[**Demo %s**](#demo-float-double)


Python has native `int` and `float` types.

In [2]:
print(f"The type of {1} is {type(1)}")
print(f"The type of {float(1)} is {type(1.0)}")

The type of 1 is <class 'int'>
The type of 1.0 is <class 'float'>


The `numpy` package has its own `float` types:

In [3]:
one = float64(1)
print(f"The type of {one} is {type(one)}")

The type of 1.0 is <class 'numpy.float64'>


Both `float` and `float64` are double precision, using 64 binary bits per value. Although it is not normally necessary to do so, we can deconstruct a float into its significand and exponent:

In [4]:
x = 3.14
mantissa, exponent = frexp(x)
print(f"significand: {mantissa * 2}, exponent: {exponent - 1}")

significand: 1.57, exponent: 1


In [5]:
mantissa, exponent = frexp(x / 8)
print(f"significand: {mantissa * 2}, exponent: {exponent - 1}")

significand: 1.57, exponent: -2


The spacing between floating-point values in $[2^n,2^{n+1})$ is $2^n \epsilon_\text{mach}$, where $\epsilon_\text{mach}$ is machine epsilon, given here for double precision:

In [6]:
mach_eps = finfo(float).eps
print(f"machine epsilon is {mach_eps:.4e}")
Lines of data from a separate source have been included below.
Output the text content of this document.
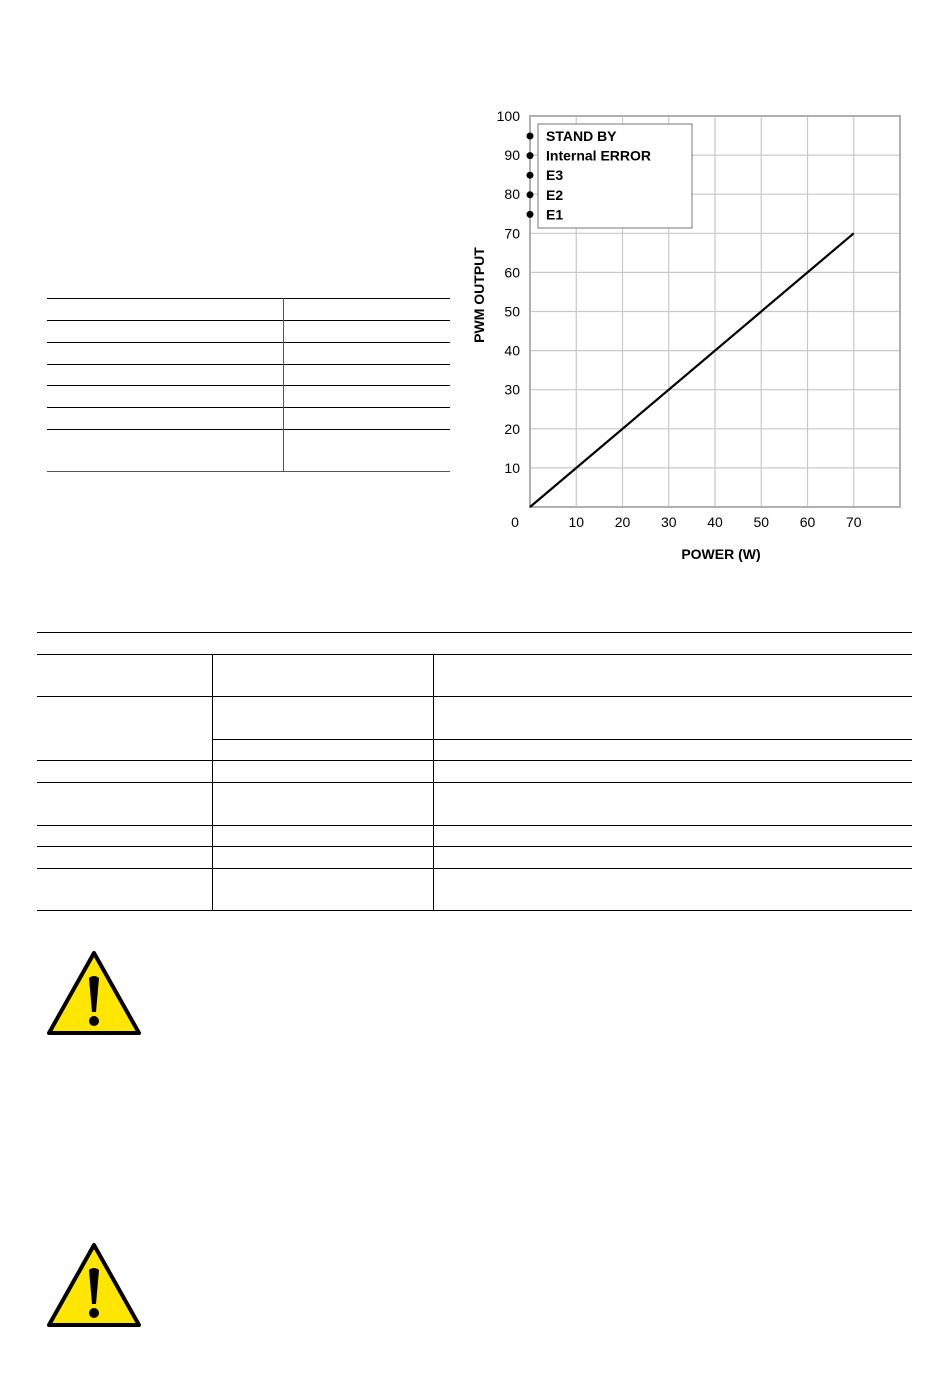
STAND BY
Internal ERROR
E3
E2
E1
0	10 20 30 40 50 60 70
10
20
30
40
50
60
70
80
90
100
POWER (W)
PWM OUTPUT
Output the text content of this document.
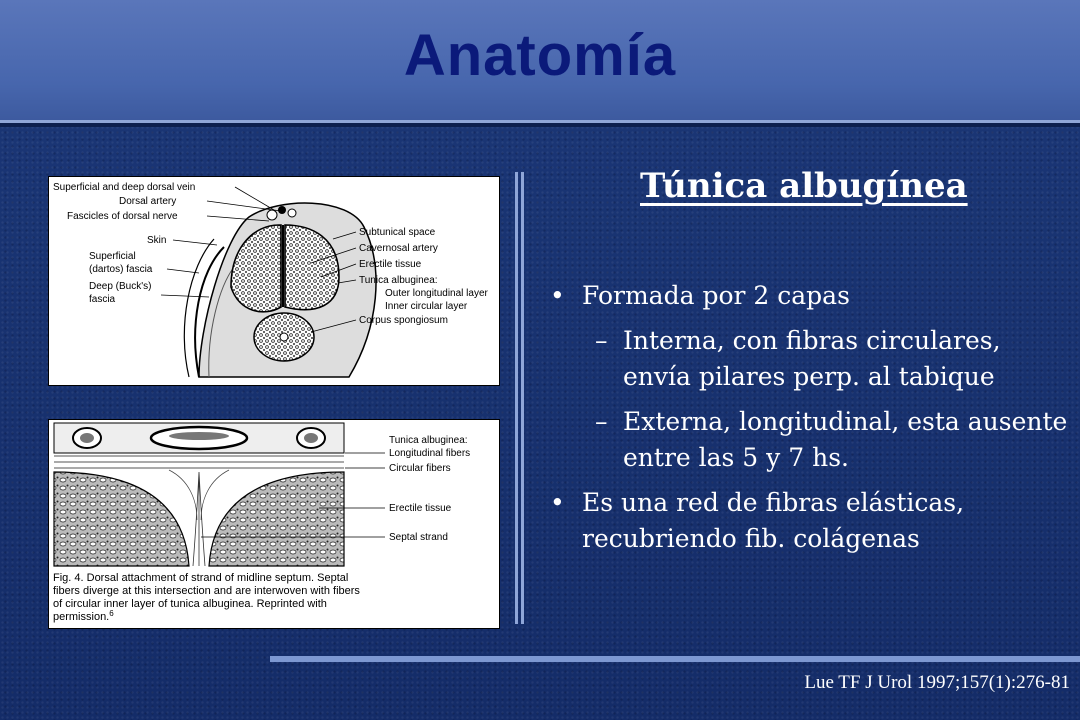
Anatomía
Superficial and deep dorsal vein
Dorsal artery
Fascicles of dorsal nerve
Skin
Superficial
(dartos) fascia
Deep (Buck's)
fascia
Subtunical space
Cavernosal artery
Erectile tissue
Tunica albuginea:
Outer longitudinal layer
Inner circular layer
Corpus spongiosum
Tunica albuginea:
Longitudinal fibers
Circular fibers
Erectile tissue
Septal strand
Fig. 4. Dorsal attachment of strand of midline septum. Septal
fibers diverge at this intersection and are interwoven with fibers
of circular inner layer of tunica albuginea. Reprinted with
permission.$^6$
Túnica albugínea
• Formada por 2 capas
– Interna, con fibras circulares, envía pilares perp. al tabique
– Externa, longitudinal, esta ausente entre las 5 y 7 hs.
• Es una red de fibras elásticas, recubriendo fib. colágenas
Lue TF J Urol 1997;157(1):276-81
machine epsilon is 2.2204e-16


Because double precision allocates 52 bits to the significand, the default value of machine epsilon is $2^{-52}$.

In [7]:
print(f"machine epsilon is 2 to the power {log2(mach_eps)}")

machine epsilon is 2 to the power -52.0


A common mistake is to think that $\epsilon_\text{mach}$ is the smallest floating-point number. It's only the smallest *relative to 1*. The correct perspective is that the scaling of values is limited by the exponent, not the significand. The actual range of positive values in double precision is

In [8]:
finf = finfo(float)
print(f"range of positive values: [{finf.tiny}, {finf.max}]")

range of positive values: [2.2250738585072014e-308, 1.7976931348623157e+308]


For the most part you can mix integers and floating-point values and get what you expect.

In [9]:
1/7

0.14285714285714285

In [10]:
37.3 + 1

38.3

In [11]:
2**(-4)

0.0625

You can convert a floating value to an integer by wrapping it in `int`.

In [12]:
int(3.14)

3